Chronisch geïnteresseerd
Voor iemand die zichzelf ‘chronisch geïnteresseerd’ noemt, heeft TINKEBELL. een passende werkwijze gevonden. Eentje waarin ze zowel haar interesse kan volgen als haar creativiteit kwijt kan. Haar aandacht richt zich de afgelopen 5 jaar op de schade aan milieu en volksgezondheid die zware industrie aanricht en op de sociale en economische verwevenheid van de lokale gemeenschap met werkgevers als Tata Steel in IJmuiden en Solvay in Toscane, Italië. Oleum Shell isla de Curaçao is het derde project in deze ‘series of series’. Ze is van plan 5 of 6 van dergelijke series maken.
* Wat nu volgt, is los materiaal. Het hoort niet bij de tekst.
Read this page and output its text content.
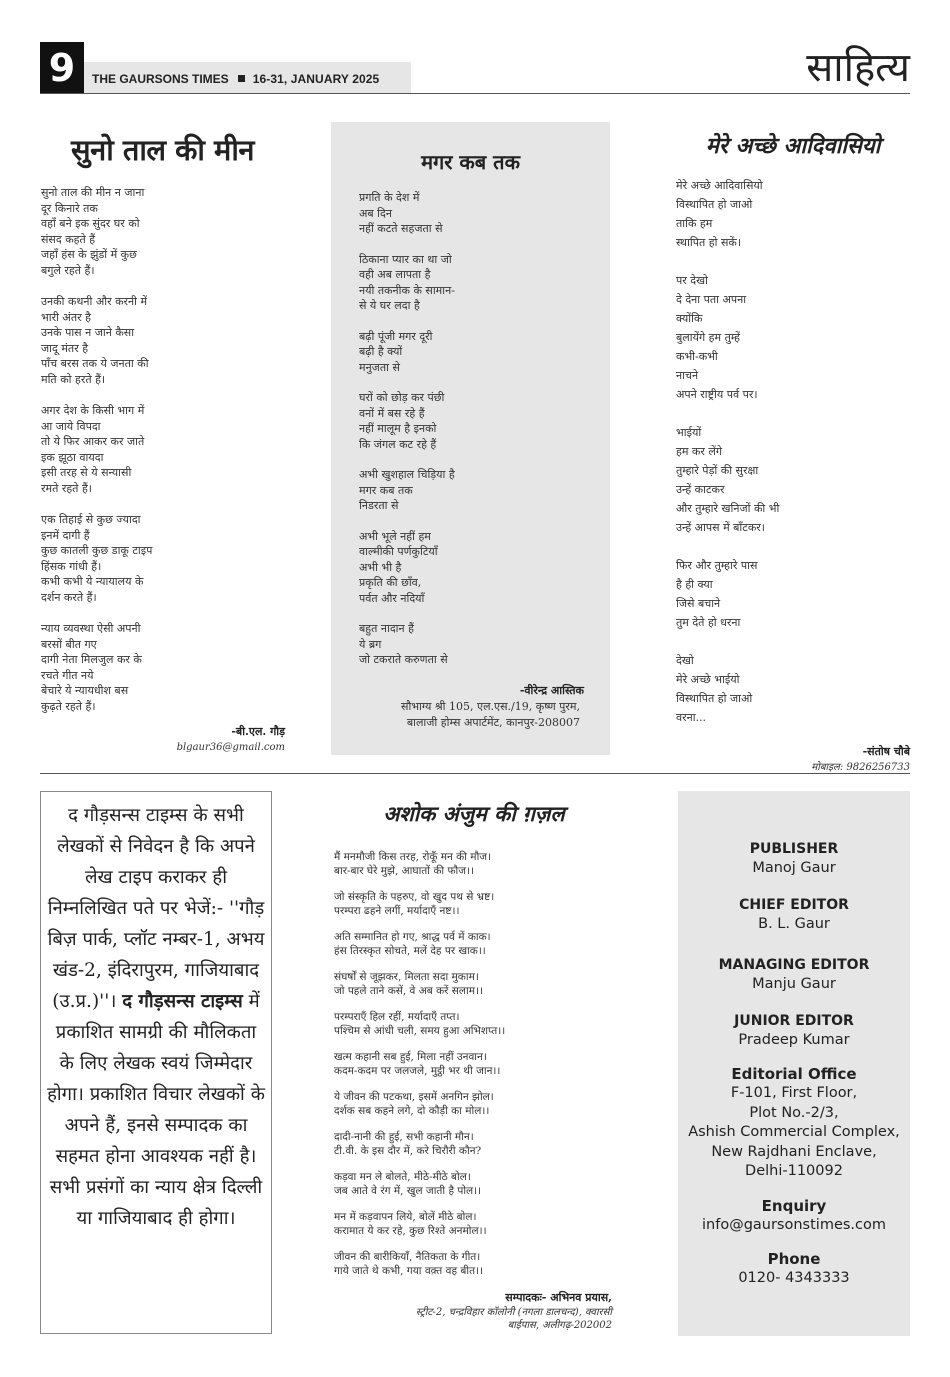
9	THE GAURSONS TIMES 16-31, JANUARY 2025	साहित्य
सुनो ताल की मीन
सुनो ताल की मीन न जाना
दूर किनारे तक
वहाँ बने इक सुंदर घर को
संसद कहते हैं
जहाँ हंस के झुंडों में कुछ
बगुले रहते हैं।
उनकी कथनी और करनी में
भारी अंतर है
उनके पास न जाने कैसा
जादू मंतर है
पाँच बरस तक ये जनता की
मति को हरते हैं।
अगर देश के किसी भाग में
आ जाये विपदा
तो ये फिर आकर कर जाते
इक झूठा वायदा
इसी तरह से ये सन्यासी
रमते रहते हैं।
एक तिहाई से कुछ ज्यादा
इनमें दागी हैं
कुछ कातली कुछ डाकू टाइप
हिंसक गांधी हैं।
कभी कभी ये न्यायालय के
दर्शन करते हैं।
न्याय व्यवस्था ऐसी अपनी
बरसों बीत गए
दागी नेता मिलजुल कर के
रचते गीत नये
बेचारे ये न्यायधीश बस
कुढ़ते रहते हैं।
-बी.एल. गौड़
blgaur36@gmail.com
मगर कब तक
प्रगति के देश में
अब दिन
नहीं कटते सहजता से
ठिकाना प्यार का था जो
वही अब लापता है
नयी तकनीक के सामान-
से ये घर लदा है
बढ़ी पूंजी मगर दूरी
बढ़ी है क्यों
मनुजता से
घरों को छोड़ कर पंछी
वनों में बस रहे हैं
नहीं मालूम है इनको
कि जंगल कट रहे हैं
अभी खुशहाल चिड़िया है
मगर कब तक
निडरता से
अभी भूले नहीं हम
वाल्मीकी पर्णकुटियाँ
अभी भी है
प्रकृति की छाँव,
पर्वत और नदियाँ
बहुत नादान हैं
ये ब्रग
जो टकराते करुणता से
-वीरेन्द्र आस्तिक
सौभाग्य श्री 105, एल.एस./19, कृष्ण पुरम,
बालाजी होम्स अपार्टमेंट, कानपुर-208007
मेरे अच्छे आदिवासियो
मेरे अच्छे आदिवासियो
विस्थापित हो जाओ
ताकि हम
स्थापित हो सकें।
पर देखो
दे देना पता अपना
क्योंकि
बुलायेंगे हम तुम्हें
कभी-कभी
नाचने
अपने राष्ट्रीय पर्व पर।
भाईयों
हम कर लेंगे
तुम्हारे पेड़ों की सुरक्षा
उन्हें काटकर
और तुम्हारे खनिजों की भी
उन्हें आपस में बाँटकर।
फिर और तुम्हारे पास
है ही क्या
जिसे बचाने
तुम देते हो धरना
देखो
मेरे अच्छे भाईयो
विस्थापित हो जाओ
वरना...
-संतोष चौबे
मोबाइल: 9826256733
द गौड़सन्स टाइम्स के सभी लेखकों से निवेदन है कि अपने लेख टाइप कराकर ही निम्नलिखित पते पर भेजें:- ''गौड़ बिज़ पार्क, प्लॉट नम्बर-1, अभय खंड-2, इंदिरापुरम, गाजियाबाद (उ.प्र.)''। द गौड़सन्स टाइम्स में प्रकाशित सामग्री की मौलिकता के लिए लेखक स्वयं जिम्मेदार होगा। प्रकाशित विचार लेखकों के अपने हैं, इनसे सम्पादक का सहमत होना आवश्यक नहीं है। सभी प्रसंगों का न्याय क्षेत्र दिल्ली या गाजियाबाद ही होगा।
अशोक अंजुम की ग़ज़ल
मैं मनमौजी किस तरह, रोकूँ मन की मौज।
बार-बार घेरे मुझे, आघातों की फौज।।
जो संस्कृति के पहरुए, वो खुद पथ से भ्रष्ट।
परम्परा ढहने लगीं, मर्यादाएँ नष्ट।।
अति सम्मानित हो गए, श्राद्ध पर्व में काक।
हंस तिरस्कृत सोचते, मलें देह पर खाक।।
संघर्षों से जूझकर, मिलता सदा मुकाम।
जो पहले ताने कसें, वे अब करें सलाम।।
परम्पराएँ हिल रहीं, मर्यादाएँ तप्त।
पश्चिम से आंधी चली, समय हुआ अभिशप्त।।
खत्म कहानी सब हुई, मिला नहीं उनवान।
कदम-कदम पर जलजले, मुट्ठी भर थी जान।।
ये जीवन की पटकथा, इसमें अनगिन झोल।
दर्शक सब कहने लगे, दो कौड़ी का मोल।।
दादी-नानी की हुई, सभी कहानी मौन।
टी.वी. के इस दौर में, करे चिरौरी कौन?
कड़वा मन ले बोलते, मीठे-मीठे बोल।
जब आते वे रंग में, खुल जाती है पोल।।
मन में कड़वापन लिये, बोलें मीठे बोल।
करामात ये कर रहे, कुछ रिश्ते अनमोल।।
जीवन की बारीकियाँ, नैतिकता के गीत।
गाये जाते थे कभी, गया वक़्त वह बीत।।
सम्पादकः- अभिनव प्रयास,
स्ट्रीट-2, चन्द्रविहार कॉलोनी (नगला डालचन्द), क्वारसी
बाईपास, अलीगढ़-202002
PUBLISHER
Manoj Gaur
CHIEF EDITOR
B. L. Gaur
MANAGING EDITOR
Manju Gaur
JUNIOR EDITOR
Pradeep Kumar
Editorial Office
F-101, First Floor,
Plot No.-2/3,
Ashish Commercial Complex,
New Rajdhani Enclave,
Delhi-110092
Enquiry
info@gaursonstimes.com
Phone
0120- 4343333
Al deze projecten resulteren in een tentoonstelling waarbij alle werken zijn gemaakt met het afval dat ze ter plaatse aantrof. Tegelijk zijn de projecten ook een bron- en veldonderzoek, zeg maar gerust een avontuur. Dat deel van haar werk wordt ook belicht in Oleum Shell isla de Curaçao. Ter gelegenheid van deze show verscheen de eerste editie van de Torch Times, een krant boordevol achtergrondinformatie over het project en interviews.

Inbreken
Na de serie over Solvay was TINKEBELL. van plan een serie te maken over de olie die weglekt en gedumpt wordt door Shell rondom de delta in Nigeria. Uiteindelijk zag ze daarvan af, omdat haar contacten ter plaatse aangaven dat ze het waarschijnlijk niet zou overleven. Door een kennis werd ze gewezen op het Asfaltmeer op Curaçao. Ooit een mangrovebos, maar door toedoen van de olieraffinaderij een plek waar je niet lang wilt zijn, omdat je snel onwel wordt van de chemische stoffen die er aan de oppervlakte liggen.
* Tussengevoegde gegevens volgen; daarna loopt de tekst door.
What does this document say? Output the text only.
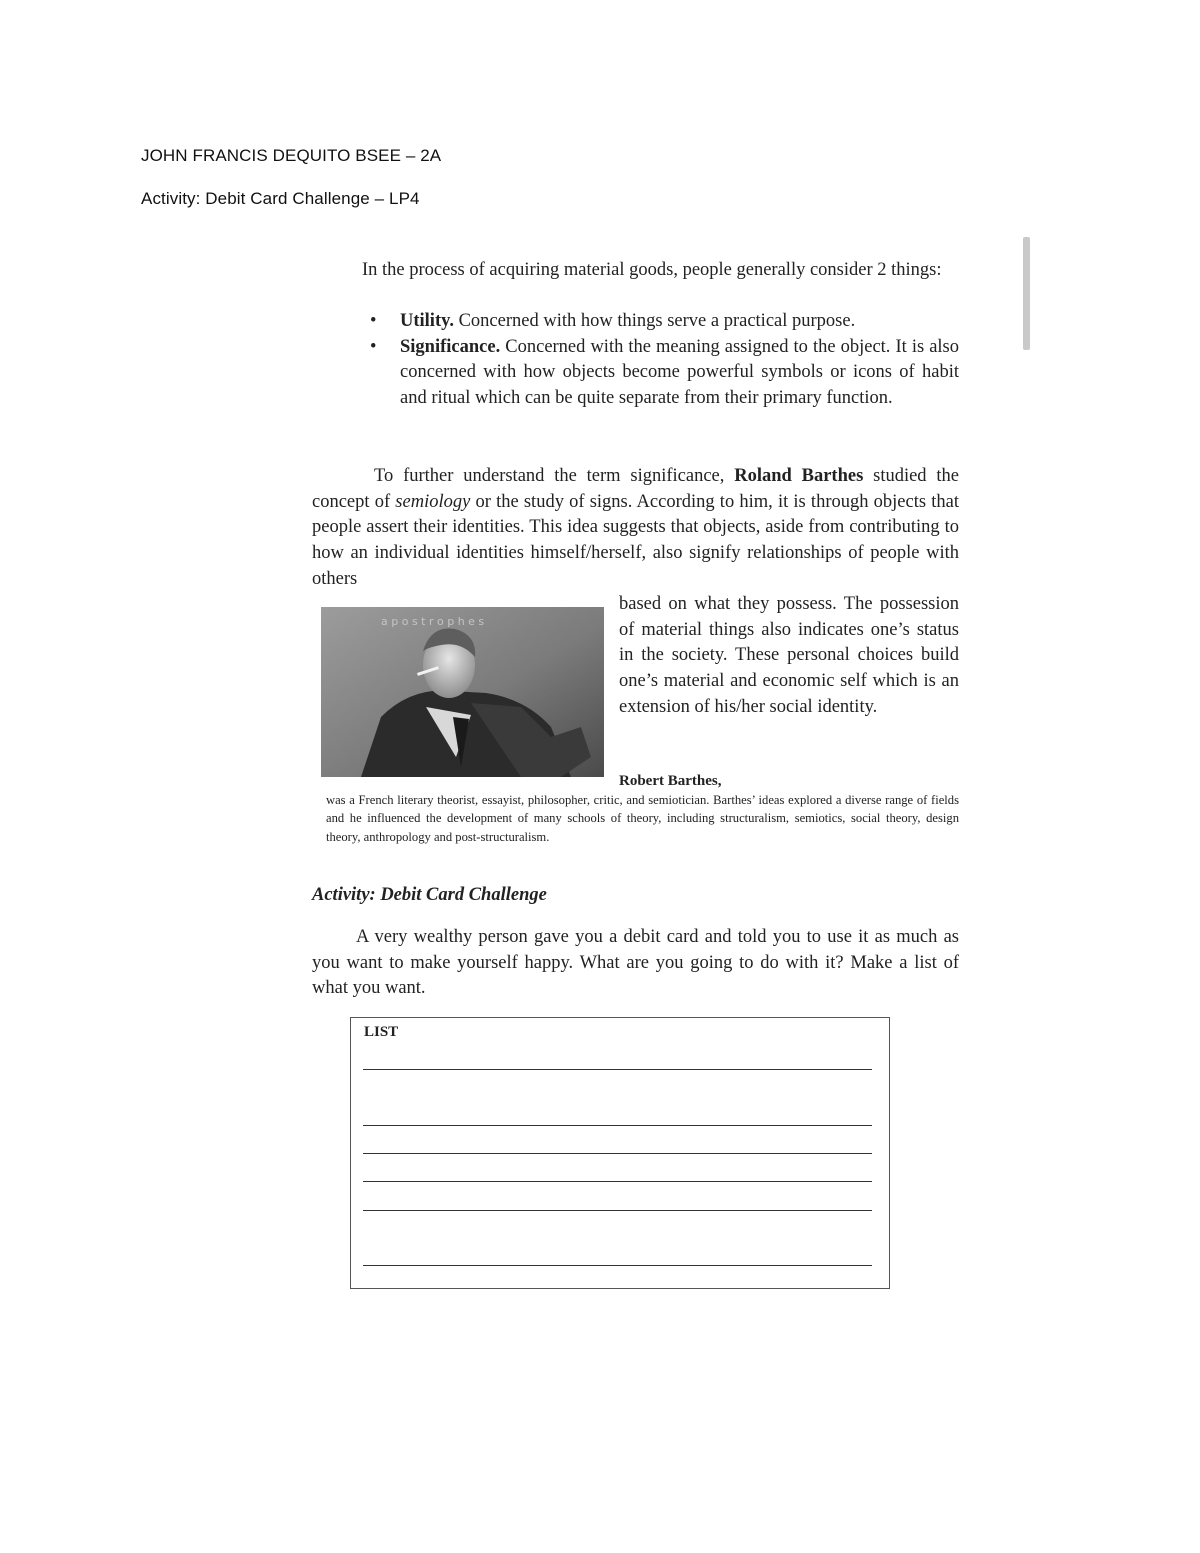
JOHN FRANCIS DEQUITO BSEE – 2A
Activity: Debit Card Challenge – LP4

In the process of acquiring material goods, people generally consider 2 things:

• Utility. Concerned with how things serve a practical purpose.
• Significance. Concerned with the meaning assigned to the object. It is also concerned with how objects become powerful symbols or icons of habit and ritual which can be quite separate from their primary function.

To further understand the term significance, Roland Barthes studied the concept of semiology or the study of signs. According to him, it is through objects that people assert their identities. This idea suggests that objects, aside from contributing to how an individual identities himself/herself, also signify relationships of people with others

a p o s t r o p h e s

based on what they possess. The possession of material things also indicates one’s status in the society. These personal choices build one’s material and economic self which is an extension of his/her social identity.

Robert Barthes,
was a French literary theorist, essayist, philosopher, critic, and semiotician. Barthes’ ideas explored a diverse range of fields and he influenced the development of many schools of theory, including structuralism, semiotics, social theory, design theory, anthropology and post-structuralism.

Activity: Debit Card Challenge

A very wealthy person gave you a debit card and told you to use it as much as you want to make yourself happy. What are you going to do with it? Make a list of what you want.

LIST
Net als TataSteel en de Solvay-fabriek is het Asfaltmeer een plek die je online gewoon kan opzoeken, en zelfs – heel brutaal – onder de naam Asfaltmeer. Anders de hagelwitte, Instagrammable-stranden van Toscane, kan je deze plek niet makkelijk bezoeken. Om er te komen moet je over een afzetting heen. Ook al ligt deze afvalstortplaats pal naast een woonwijk, lokaal is het Asfaltmeer geen heet hangijzer. ‘Veel omwonende hebben erover gehoord, maar hebben geen idee hoe die plek eruitziet.’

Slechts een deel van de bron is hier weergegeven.